There are so many competing influences and I understand that money is the lubricant to the spinning cogs and the players are paid for their performance, expected and historical, however no body is perfect. While for the first time in the history of the game, we have the technology to eliminate nearly all of the human elements from the game, here’s the problem, the pitcher still has to throw, the batter still has to hit, and defense has to catch the ball. None of those things are guaranteed, and that’s why players that succeed over an entire career 3 times out of 10 are considered monumental successes.
Recently, MLB decided to implement home run replay, to check whether a struck ball is actually a home run or rather a double or foul ball. While this adds fairness to the game, it has the potential to change our flavor of history. Who really wants to end a game on a replay, instead of a controversial call that the 24 hour talking head media can blow up in a cloud of hot air. Tennis has computerized line judges as to whether the ball struck the line or is out. I sadly can see baseball adopting this enhancement all because of the ball may have hit the line on a batted ball by a chunky San Francisco Giants’ player.
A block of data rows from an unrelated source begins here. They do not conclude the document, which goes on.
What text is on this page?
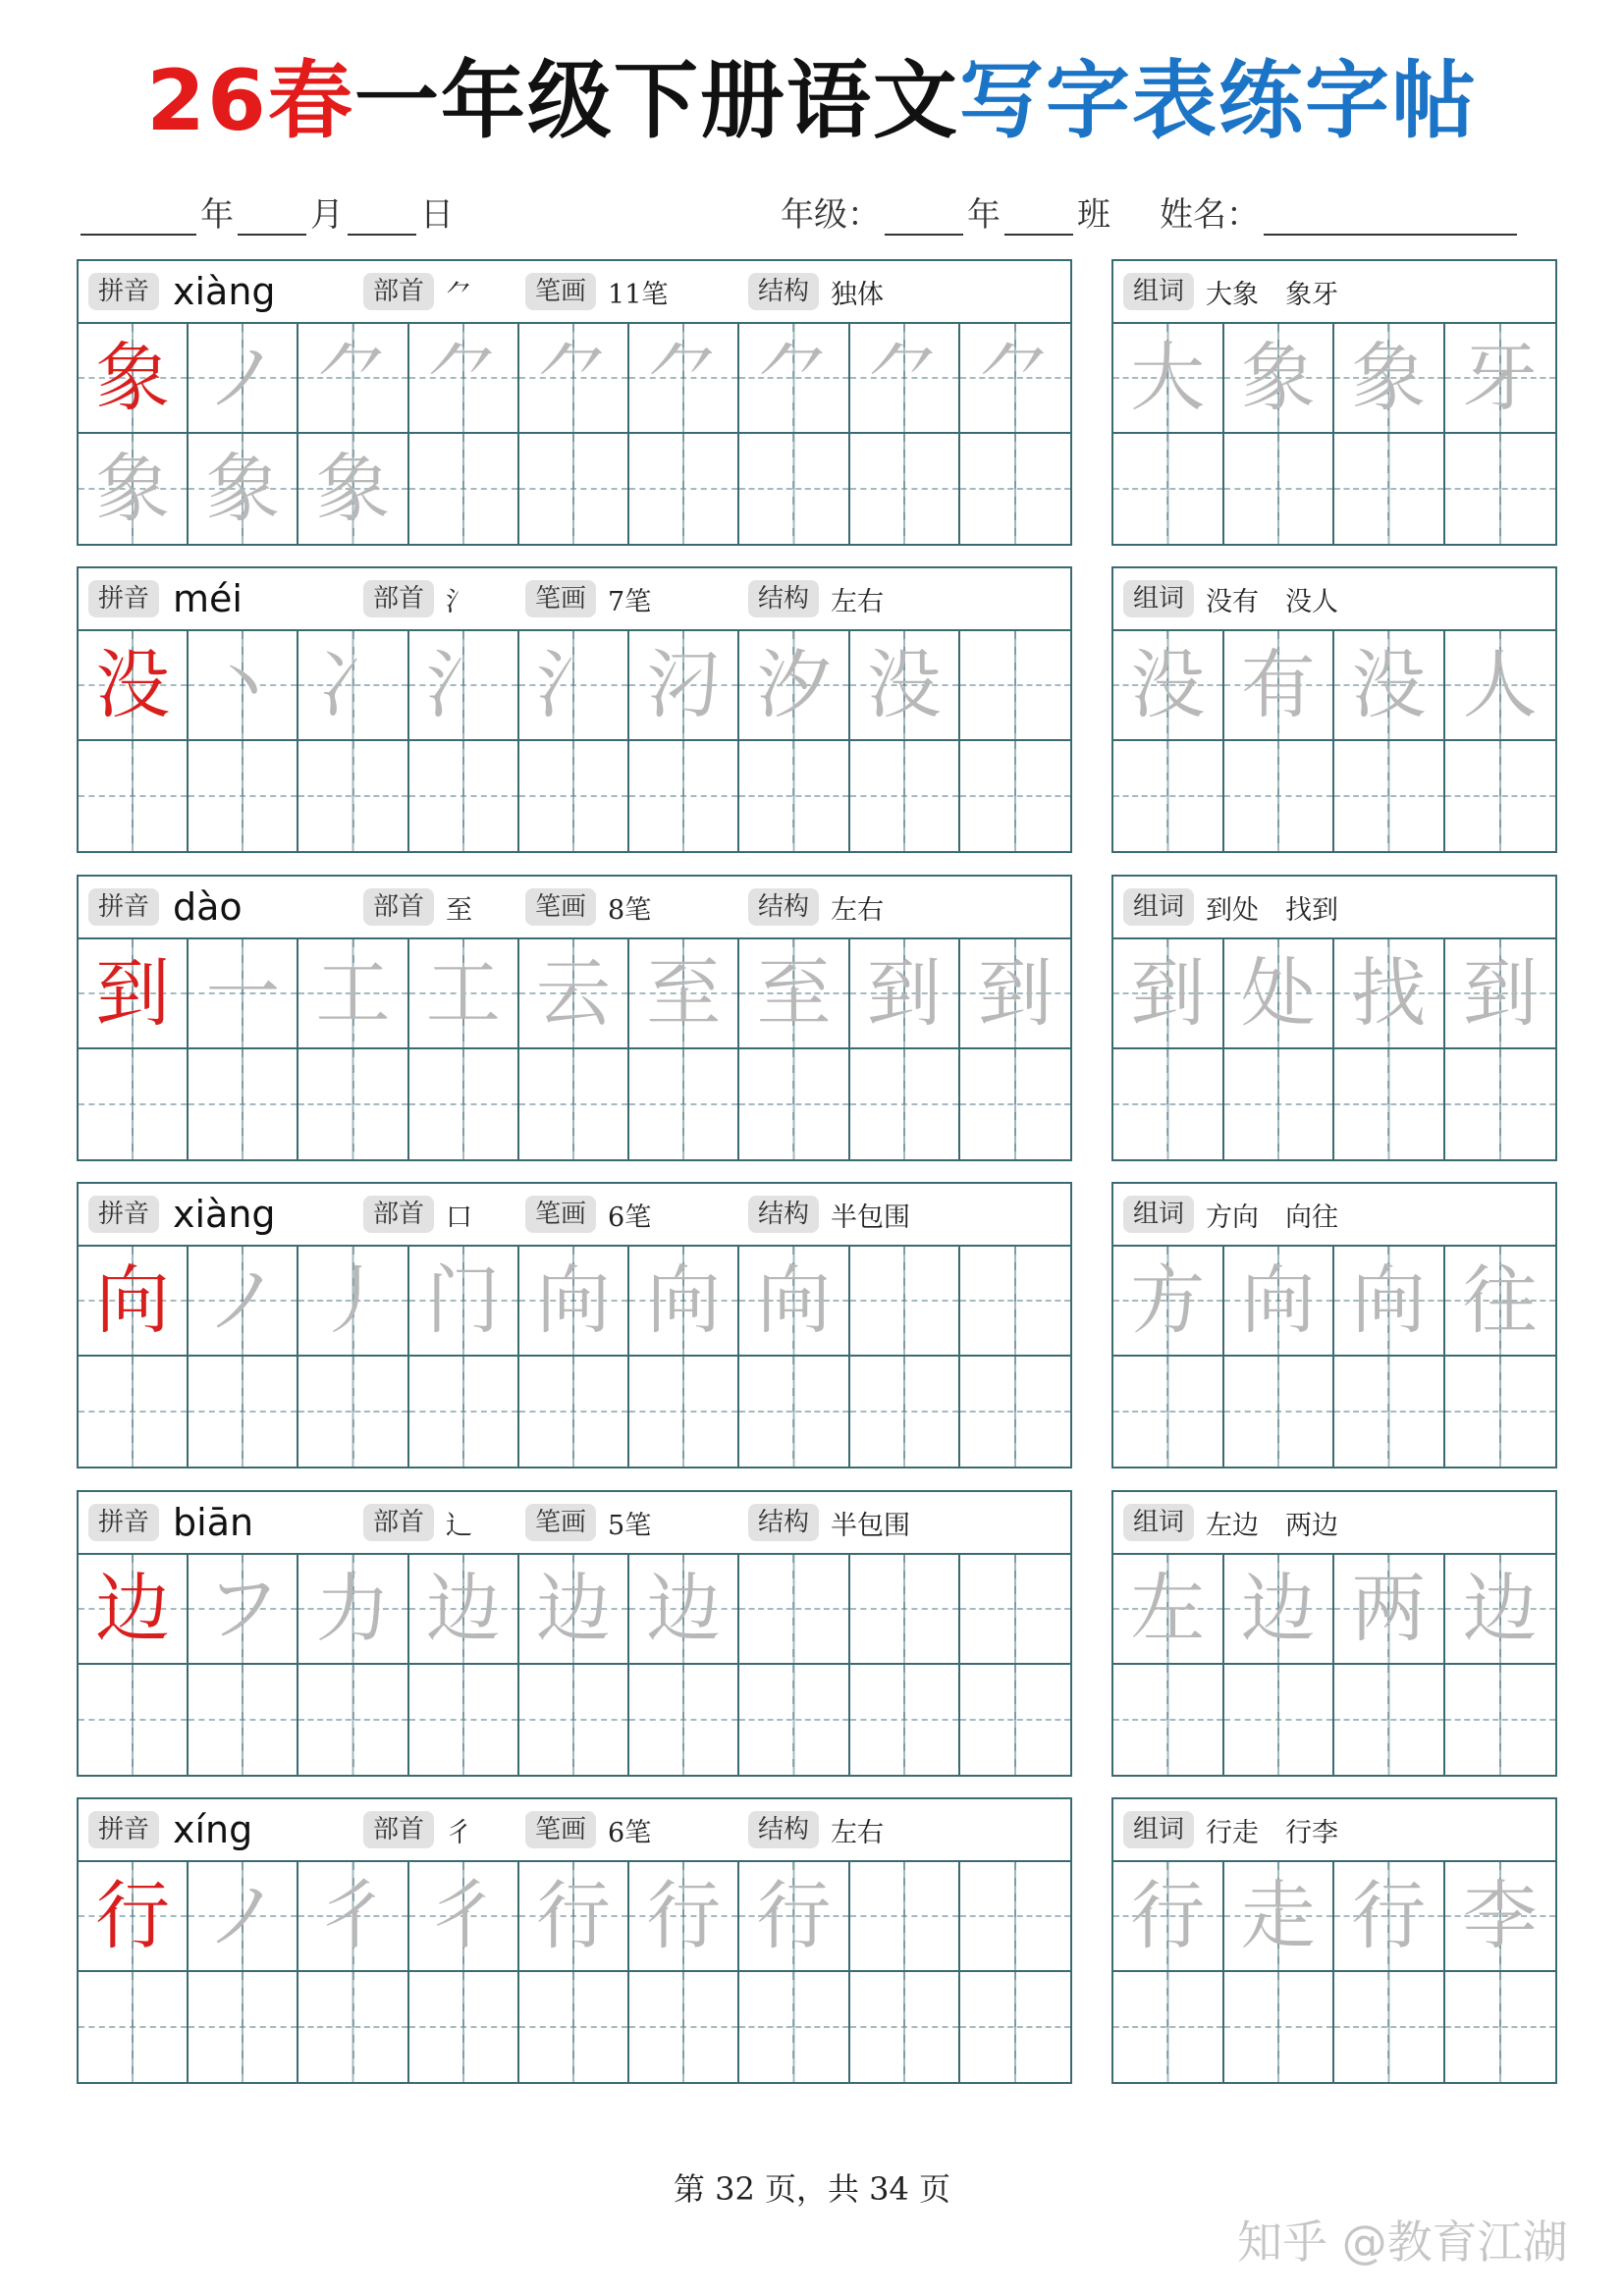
26春一年级下册语文写字表练字帖
年 月 日	年级：	年 班 姓名：
拼音 xiàng	部首 ⺈	笔画 11笔	结构 独体
象 ノ ⺈ ⺈ ⺈ ⺈ ⺈ ⺈ ⺈
象 象 象
组词 大象　象牙
大 象 象 牙
拼音 méi	部首 氵	笔画 7笔	结构 左右
没 丶 冫 氵 氵 汈 汐 没
组词 没有　没人
没 有 没 人
拼音 dào	部首 至	笔画 8笔	结构 左右
到 一 工 工 云 至 至 到 到
组词 到处　找到
到 处 找 到
拼音 xiàng	部首 口	笔画 6笔	结构 半包围
向 ノ 丿 门 向 向 向
组词 方向　向往
方 向 向 往
拼音 biān	部首 辶	笔画 5笔	结构 半包围
边 フ 力 边 边 边
组词 左边　两边
左 边 两 边
拼音 xíng	部首 彳	笔画 6笔	结构 左右
行 ノ 彳 彳 行 行 行
组词 行走　行李
行 走 行 李
第 32 页，共 34 页
知乎 @教育江湖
There are two stories that the flapping heads don’t want to discuss: first, the player later in the same at bat, hit a deep double scoring two runs to put his team ahead; secondly, the grounds crew did a poor job of preparing the field. In nearly every stadium across baseball, the fair/foul lines are composed of a white powder that aids the umpires in judging whether a ball hit the line and is fair or not. The point of whether the ball was originally fair or foul is moot; the player overcame the situation and hit a double anyway, and it was a beautifully hit double. But that’s not the fun or sexy thing to discuss. The media and self appointed mouth-breathing heralds of the game clamor on and on about controversy.
Just go away. Baseball is bigger than you and it doesn’t need your false drama or hyper politically correct sensitivity. And I quote Tom Hanks’ from “A League of Their Own”: “There’s no crying in baseball!” Go away pundits because quickly after you’re all dead and forgotten (and not missed by me) the game will continue, because the game always continues. You’re not bigger or better than the game. You never were and you never will be so leave baseball alone. Shame on you Bud Selig for bowing to every soulless whim of those know-nothing fools. You’re a disgrace to the game and have been for the better part of two decades.